[Editor's note: This article introduces an exciting new development at GEO — "Movement Pages". These are resource pages devoted to movements related to our own, that will be curated by activists from those areas. We hope that this will help stimulate cross-pollination of ideas and practices between our groups, and help to "de-silo" people who are working on different, but related, issues. We begin this experiment with the Transition Environmental Movement page, curated by Pamela Boyce Simms and members of the Mid-Atlantic Transition Hub. You can find our Movement pages in the sidebar, right underneath the "Make a Donation" button.]

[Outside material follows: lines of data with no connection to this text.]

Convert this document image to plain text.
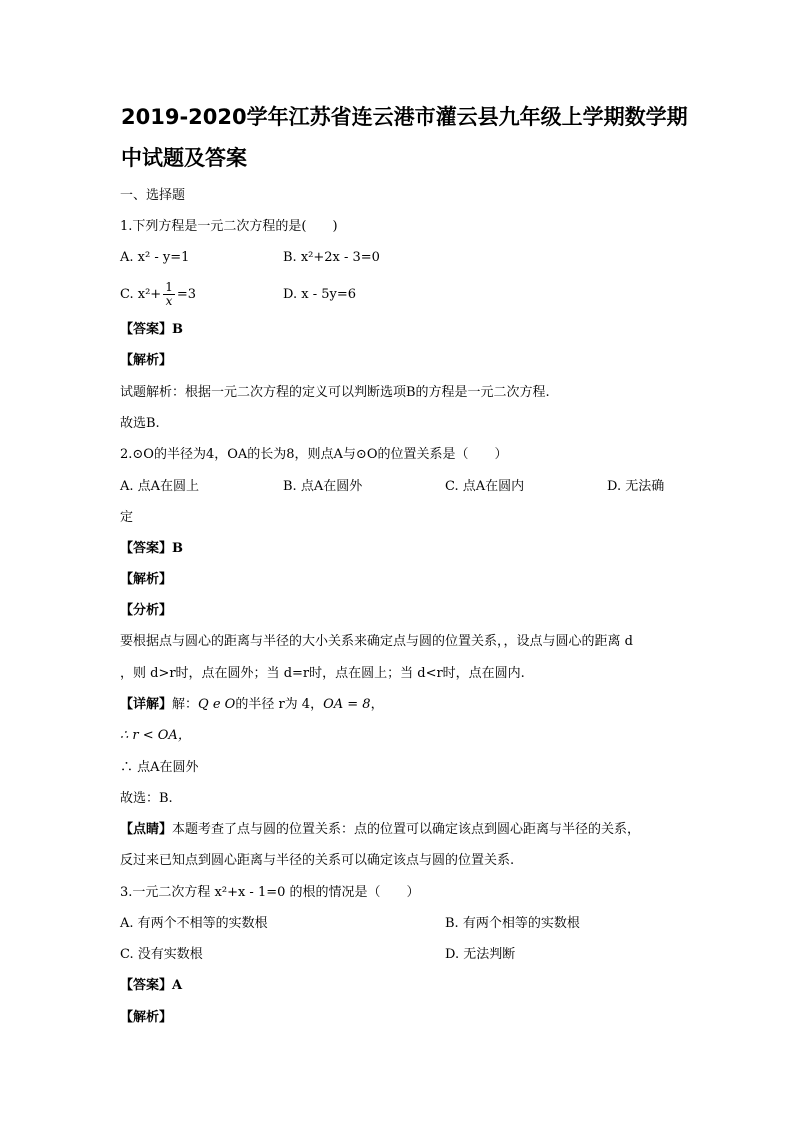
2019-2020学年江苏省连云港市灌云县九年级上学期数学期
中试题及答案
一、选择题
1.下列方程是一元二次方程的是(　　)
A. x² - y=1	B. x²+2x - 3=0
C. $x^2+ \frac{1}{x} =3$	D. x - 5y=6
【答案】B
【解析】
试题解析：根据一元二次方程的定义可以判断选项B的方程是一元二次方程.
故选B.
2.⊙O的半径为4，OA的长为8，则点A与⊙O的位置关系是（　　）
A. 点A在圆上	B. 点A在圆外	C. 点A在圆内	D. 无法确
定
【答案】B
【解析】
【分析】
要根据点与圆心的距离与半径的大小关系来确定点与圆的位置关系，，设点与圆心的距离 d
，则 d>r时，点在圆外；当 d=r时，点在圆上；当 d<r时，点在圆内.
【详解】解：Q e O的半径 r为 4，OA = 8，
∴ r < OA，
∴ 点A在圆外
故选：B.
【点睛】本题考查了点与圆的位置关系：点的位置可以确定该点到圆心距离与半径的关系，
反过来已知点到圆心距离与半径的关系可以确定该点与圆的位置关系.
3.一元二次方程 x²+x - 1=0 的根的情况是（　　）
A. 有两个不相等的实数根	B. 有两个相等的实数根
C. 没有实数根	D. 无法判断
【答案】A
【解析】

Here’s to strong, purposeful, impactful relationship! The alliance of the Mid-Atlantic Transition Hub (MATH) and the cooperatives movement through the Grassroots Economic Organizing (GEO) Collective offers tremendous possibility for cross-pollination and mutually beneficial movement-building.
The Mid-Atlantic Transition Hub (MATH) will curate the Transition Environmental Movement page and provide a spectrum of articles from around the web, the country, and the world that chronicle what is happening with the Transition movement in the trenches. Material on this movement page will reflect MATH’s practice of ongoing, regenerative self-assessment as the Transition social experiment, which facilitates the weaning of localities away from fossil fuel addiction, deepens.
MATH is a network of “Transition towns and cities,” and environmental activists in the six-state Mid-Atlantic region. The regional network support groups of local residents who strategically build foundations of long term community resilience against the backdrop of climate change, resource depletion, and economic contraction. The MATH network is building a leaderful, egalitarian movement through the lenses of systems thinking; imprinting natural living systems as the template. The network is committed to creatively developing the Transition movement in the region by meeting the emergent needs of people where they are. Alliance with the cooperatives movement is part of that process.
The Transition and cooperatives movements both offer powerful “new economy,” alternative pathways to stepping away, and recovering from an abusive, extractive growth-economy. They encourage unplugging, and secession from the corrosive mainstream matrix, and commitment to resilient social and economic practices that foster the unity of people and the planet.
Strong community will be a requisite of survival and thriving in the future.
Yet, the full richness of the intersection between Transition as it manifests in the Mid-Atlantic region, and the cooperative movement promoted by GEO, lies in the shared vision of consciously creating collaborative culture. “Transition” connotes profound change. Accelerating climate change means that incessant “transitioning” is the new norm to which we’ll be perpetually adjusting. The type of fundamental transformation called for begins from within. Generation and experience of cooperative culture sparks a commitment to inner transformation. It creates the space for the progressive self-mastery in community; most needed in turbulent times.
Strong community will be a requisite of survival and thriving in the future. Sustained focus on personal growth in service to the collective whole will see us through the climatic changes, resource exhaustion, and economic instability that lie ahead.
Deliberate work on self-awareness that undergirds successful democratization of power in cooperatives and Transition Towns alike is messy and uncomfortable. It takes effort --especially for Americans acculturated to perpetuate social and economic fragmentation. It is tantamount to swimming upstream. Every facet of power-and-control corporate capitalist culture is trained on sustaining the illusion of separation. It’s much easier to deny the need for, or set up external supports that deflect the need to do the required inner work.
Yet this is the work that makes Transition and cooperative initiatives “stick” in the long run. Authentic cooperation requires people to change deeply imprinted habit patterns that divide us and are continually reinforced by society. Change requires focus on the desired endgame for the whole. It requires understanding, valuing, and actively embracing the long arc of evolving human communitarian consciousness. This is where participating in a community-of-practice can be the lifeline that helps movements remain awake, aware, and endure on the journey upstream.
To this end, GEO and MATH have also teamed up to work, along with other networks committed to democratization of power, on a Spokescouncil of Egalitarian Resilience Networks within the MATH regional network constellation.
The Spokescouncil emerged out of a shared desire among a group of activists to move beyond advocating for equality, toward intentionally and authentically practicing egalitarianism. A primary Spokescouncil goal is to support and challenge participants to deepen egalitarian, whole systems thinking and practices within their networks, even as they foster social transformation through their work. Fruits of this provocative collaboration will also be offered on the GEO-Transition Environmental Movement page.
The Transition and Cooperative movements are strengthened through our pact to consciously cultivate inner growth and cooperative culture. We look forward to sharing with readers.